Using a 14-bit signed input in the range of `[0.5,2)`

, the output of the Simulink model matches the `cordicsqrt`

reference function exactly. Input range outside of `[0.5,2)`

is not expected to work because the example lacks a normalizer stage.

In addition, the final gain adjustment in the model uses an 18-bit gain parameter for optimal FPGA DSP mapping; while the `cordicsqrt`

function matches the gain parameter word length to that of the gain input.
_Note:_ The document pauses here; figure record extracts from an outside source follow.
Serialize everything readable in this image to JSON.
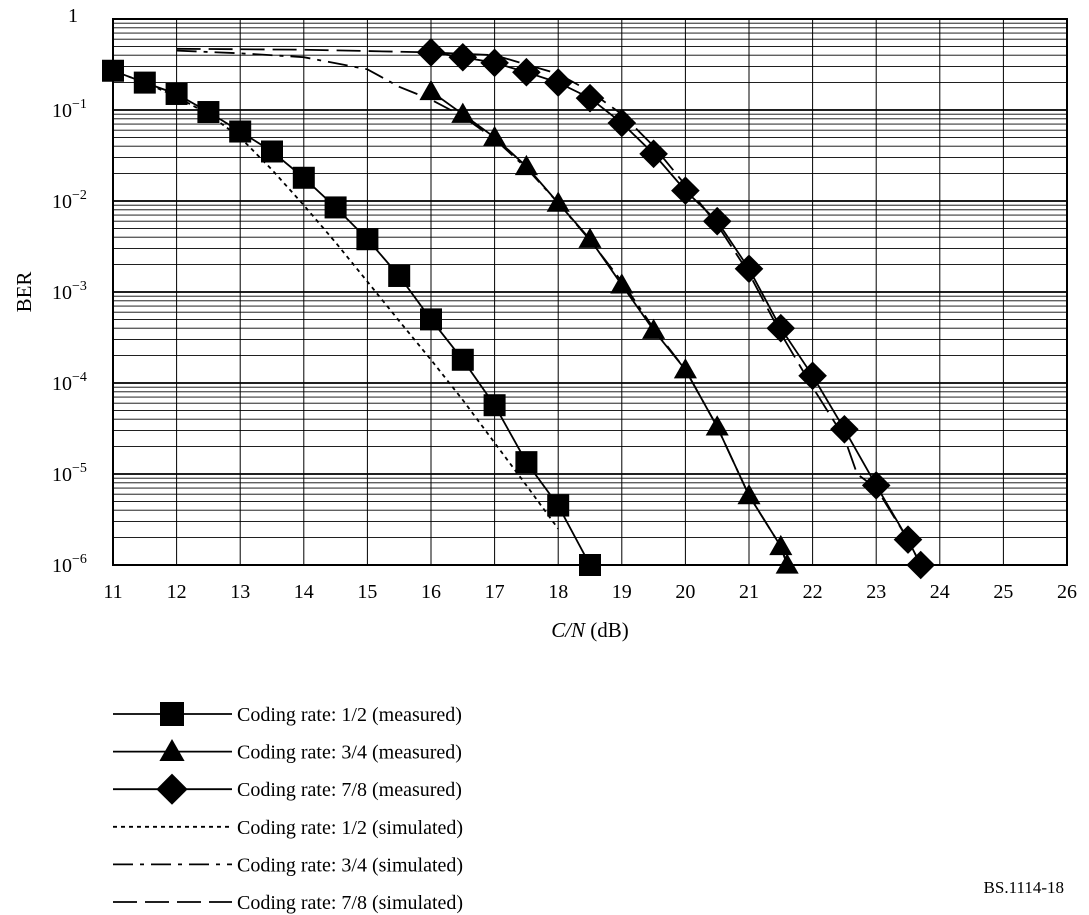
{
  "chart_data": {
    "type": "line",
    "xlabel": {
      "italic_part": "C/N",
      "rest": " (dB)"
    },
    "ylabel": "BER",
    "xlim": [
      11,
      26
    ],
    "ylim": [
      1e-06,
      1
    ],
    "y_scale": "log",
    "x_ticks": [
      "11",
      "12",
      "13",
      "14",
      "15",
      "16",
      "17",
      "18",
      "19",
      "20",
      "21",
      "22",
      "23",
      "24",
      "25",
      "26"
    ],
    "y_ticks": [
      {
        "base": "1",
        "exp": ""
      },
      {
        "base": "10",
        "exp": "−1"
      },
      {
        "base": "10",
        "exp": "−2"
      },
      {
        "base": "10",
        "exp": "−3"
      },
      {
        "base": "10",
        "exp": "−4"
      },
      {
        "base": "10",
        "exp": "−5"
      },
      {
        "base": "10",
        "exp": "−6"
      }
    ],
    "grid": true,
    "legend_position": "bottom-left",
    "series": [
      {
        "name": "Coding rate: 1/2 (measured)",
        "marker": "square",
        "dash": "solid",
        "x": [
          11,
          11.5,
          12,
          12.5,
          13,
          13.5,
          14,
          14.5,
          15,
          15.5,
          16,
          16.5,
          17,
          17.5,
          18,
          18.5
        ],
        "y": [
          0.27,
          0.2,
          0.15,
          0.095,
          0.058,
          0.035,
          0.018,
          0.0085,
          0.0038,
          0.0015,
          0.0005,
          0.00018,
          5.7e-05,
          1.35e-05,
          4.5e-06,
          1e-06
        ]
      },
      {
        "name": "Coding rate: 3/4 (measured)",
        "marker": "triangle",
        "dash": "solid",
        "x": [
          16,
          16.5,
          17,
          17.5,
          18,
          18.5,
          19,
          19.5,
          20,
          20.5,
          21,
          21.5,
          21.6
        ],
        "y": [
          0.16,
          0.09,
          0.05,
          0.024,
          0.0095,
          0.0038,
          0.0012,
          0.00038,
          0.00014,
          3.3e-05,
          5.8e-06,
          1.6e-06,
          1e-06
        ]
      },
      {
        "name": "Coding rate: 7/8 (measured)",
        "marker": "diamond",
        "dash": "solid",
        "x": [
          16,
          16.5,
          17,
          17.5,
          18,
          18.5,
          19,
          19.5,
          20,
          20.5,
          21,
          21.5,
          22,
          22.5,
          23,
          23.5,
          23.7
        ],
        "y": [
          0.43,
          0.38,
          0.33,
          0.26,
          0.2,
          0.135,
          0.072,
          0.033,
          0.013,
          0.006,
          0.0018,
          0.0004,
          0.00012,
          3.1e-05,
          7.5e-06,
          1.9e-06,
          1e-06
        ]
      },
      {
        "name": "Coding rate: 1/2 (simulated)",
        "marker": "none",
        "dash": "dotted",
        "x": [
          11,
          11.5,
          12,
          12.5,
          13,
          13.5,
          14,
          14.5,
          15,
          15.5,
          16,
          16.5,
          17,
          17.5,
          18
        ],
        "y": [
          0.27,
          0.2,
          0.14,
          0.09,
          0.05,
          0.022,
          0.009,
          0.0035,
          0.0013,
          0.00048,
          0.00018,
          6.5e-05,
          2.2e-05,
          7.5e-06,
          2.5e-06
        ]
      },
      {
        "name": "Coding rate: 3/4 (simulated)",
        "marker": "none",
        "dash": "dashdot",
        "x": [
          12,
          13,
          14,
          15,
          15.5,
          16,
          16.5,
          17,
          17.5,
          18,
          18.5,
          19,
          19.5,
          20,
          20.5,
          21,
          21.5,
          21.6
        ],
        "y": [
          0.45,
          0.42,
          0.38,
          0.28,
          0.18,
          0.13,
          0.085,
          0.048,
          0.023,
          0.0095,
          0.0037,
          0.0013,
          0.0004,
          0.00014,
          3.3e-05,
          5.8e-06,
          1.6e-06,
          1e-06
        ]
      },
      {
        "name": "Coding rate: 7/8 (simulated)",
        "marker": "none",
        "dash": "dashed",
        "x": [
          12,
          14,
          16,
          17,
          18,
          18.5,
          19,
          19.5,
          20,
          20.5,
          21,
          21.5,
          22,
          22.5,
          22.7,
          23,
          23.5,
          23.7
        ],
        "y": [
          0.47,
          0.46,
          0.43,
          0.4,
          0.25,
          0.16,
          0.09,
          0.04,
          0.015,
          0.0055,
          0.0016,
          0.00035,
          9e-05,
          2.5e-05,
          1e-05,
          7e-06,
          1.9e-06,
          1e-06
        ]
      }
    ]
  },
  "figure_ref": "BS.1114-18"
}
This results in slight differences between the Simulink model output and the `cordicsqrt`

function when other input data types are used.
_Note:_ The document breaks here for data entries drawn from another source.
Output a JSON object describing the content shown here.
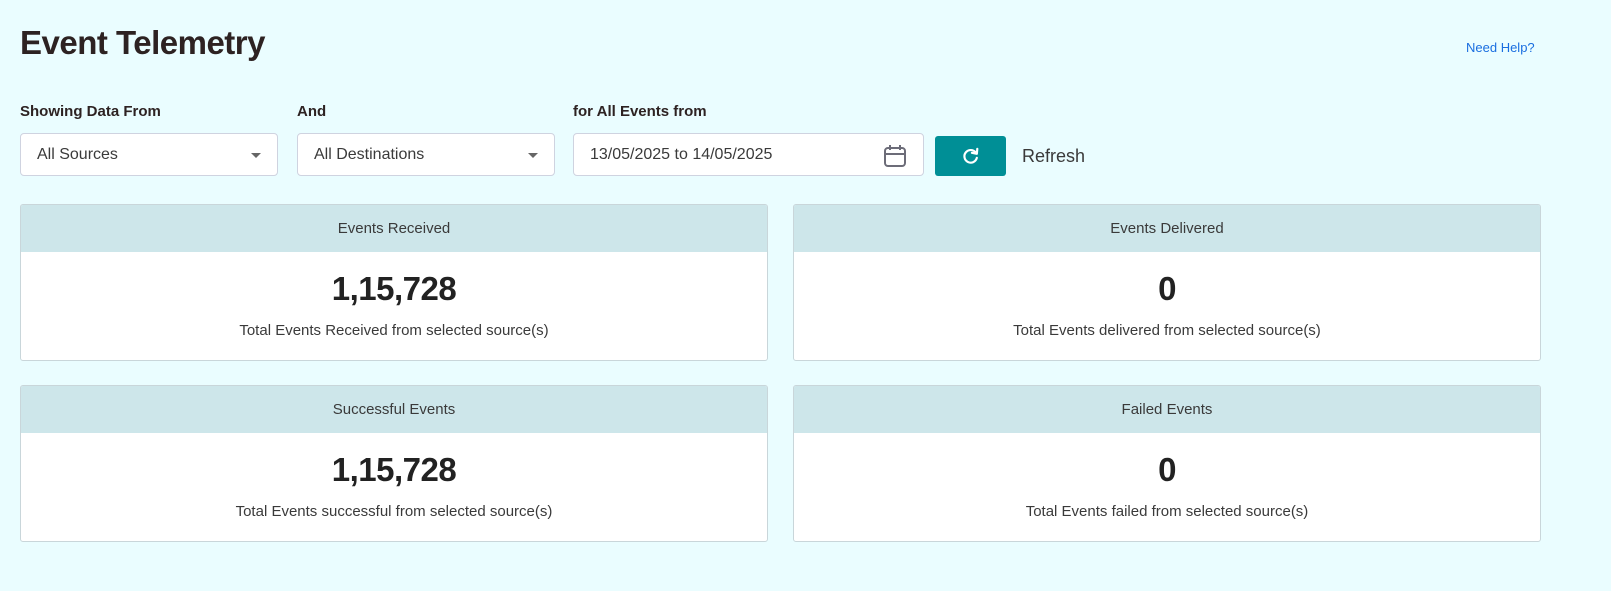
{
  "header": {
    "title": "Event Telemetry",
    "help_link": "Need Help?"
  },
  "filters": {
    "source_label": "Showing Data From",
    "source_value": "All Sources",
    "destination_label": "And",
    "destination_value": "All Destinations",
    "date_label": "for All Events from",
    "date_value": "13/05/2025 to 14/05/2025",
    "refresh_label": "Refresh"
  },
  "colors": {
    "accent": "#008f96",
    "background": "#eafdff",
    "card_header": "#cde6ea",
    "link": "#1a6ee0"
  },
  "cards": [
    {
      "title": "Events Received",
      "value": "1,15,728",
      "description": "Total Events Received from selected source(s)"
    },
    {
      "title": "Events Delivered",
      "value": "0",
      "description": "Total Events delivered from selected source(s)"
    },
    {
      "title": "Successful Events",
      "value": "1,15,728",
      "description": "Total Events successful from selected source(s)"
    },
    {
      "title": "Failed Events",
      "value": "0",
      "description": "Total Events failed from selected source(s)"
    }
  ]
}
slout = sim('hdlcoder_foreach_cordic'); data_out = slout.logsout.getElement('data out').Values.Data; valid_out = slout.logsout.getElement('valid out').Values.Data; data_out = data_out(valid_out); ref_cordic = double(cordicsqrt(v_fix, niter)); data_in = double(v_fix); data_out = double(data_out'); figure; subplot(211); plot(data_in, data_out, 'r.', data_in, ref_cordic, 'b-'); legend('ForEach', 'MATLAB CORDICSQRT', 'Location', 'SouthEast'); title('ForEach Model and MATLAB CORDICSQRT Reference Results'); subplot(212); absErr = abs(ref_cordic - data_out); plot(data_in, absErr); title('Absolute Differences (vs. MATLAB CORDICSQRT Reference)');

### Generate HDL Code

```
makehdl('hdlcoder_foreach_cordic/For Each Cordic Sqrt');
```

### Generating HDL for 'hdlcoder_foreach_cordic/For Each Cordic Sqrt'. ### Using the config set for model <a href="matlab:configset.showParameterGroup('hdlcoder_foreach_cordic', { 'HDL Code Generation' } )">hdlcoder_foreach_cordic</a> for HDL code generation parameters. ### Running HDL checks on the model 'hdlcoder_foreach_cordic'. ### Begin compilation of the model 'hdlcoder_foreach_cordic'... ### Applying HDL optimizations on the model 'hdlcoder_foreach_cordic'... ### Working on... <a href="matlab:configset.internal.open('hdlcoder_foreach_cordic', 'GenerateModel')">GenerateModel</a> ### Begin model generation. ### Model generation complete. ### Begin VHDL Code Generation for 'hdlcoder_foreach_cordic'. ### Working on hdlcoder_foreach_cordic/For Each Cordic Sqrt/MATLAB Function2 as hdlsrc/hdlcoder_foreach_cordic/MATLAB_Function2.vhd. ### Working on hdlcoder_foreach_cordic/For Each Cordic Sqrt/For Each Subsystem/MATLAB Function1 as hdlsrc/hdlcoder_foreach_cordic/MATLAB_Function1.vhd. ### Working on hdlcoder_foreach_cordic/For Each Cordic Sqrt/For Each Subsystem as hdlsrc/hdlcoder_foreach_cordic/For_Each_Subsystem.vhd. ### Working on hdlcoder_foreach_cordic/For Each Cordic Sqrt as hdlsrc/hdlcoder_foreach_cordic/For_Each_Cordic_Sqrt.vhd. ### Generating package file hdlsrc/hdlcoder_foreach_cordic/For_Each_Cordic_Sqrt_pkg.vhd. ### Code Generation for 'hdlcoder_foreach_cordic' completed. ### Creating HDL Code Generation Check Report file:///tmp/Bdoc22b_2134332_2576177/tp115d6ee8/hdlcoder-ex98135077/hdlsrc/hdlcoder_foreach_cordic/For_Each_Cordic_Sqrt_report.html ### HDL check for 'hdlcoder_foreach_cordic' complete with 0 errors, 0 warnings, and 0 messages. ### HDL code generation complete.

### Additional Modeling Guidelines

Observe the following guidelines when cascading blocks in your algorithm using For Each Subsystem:

Since For Each Subsystem is atomic, the connection between output of block X and input of block X+1 creates an artificial algebraic loop. To break this loop, place pipeline registers between cascading blocks outside of the For Each Subsystem, as demonstrated in this example.

A mux block is used to concatenate external input and outputs of block

`(1:N-1)`

to form the inputs of the For Each Subsystem. This requires the cascading blocks to use the same input and output data types.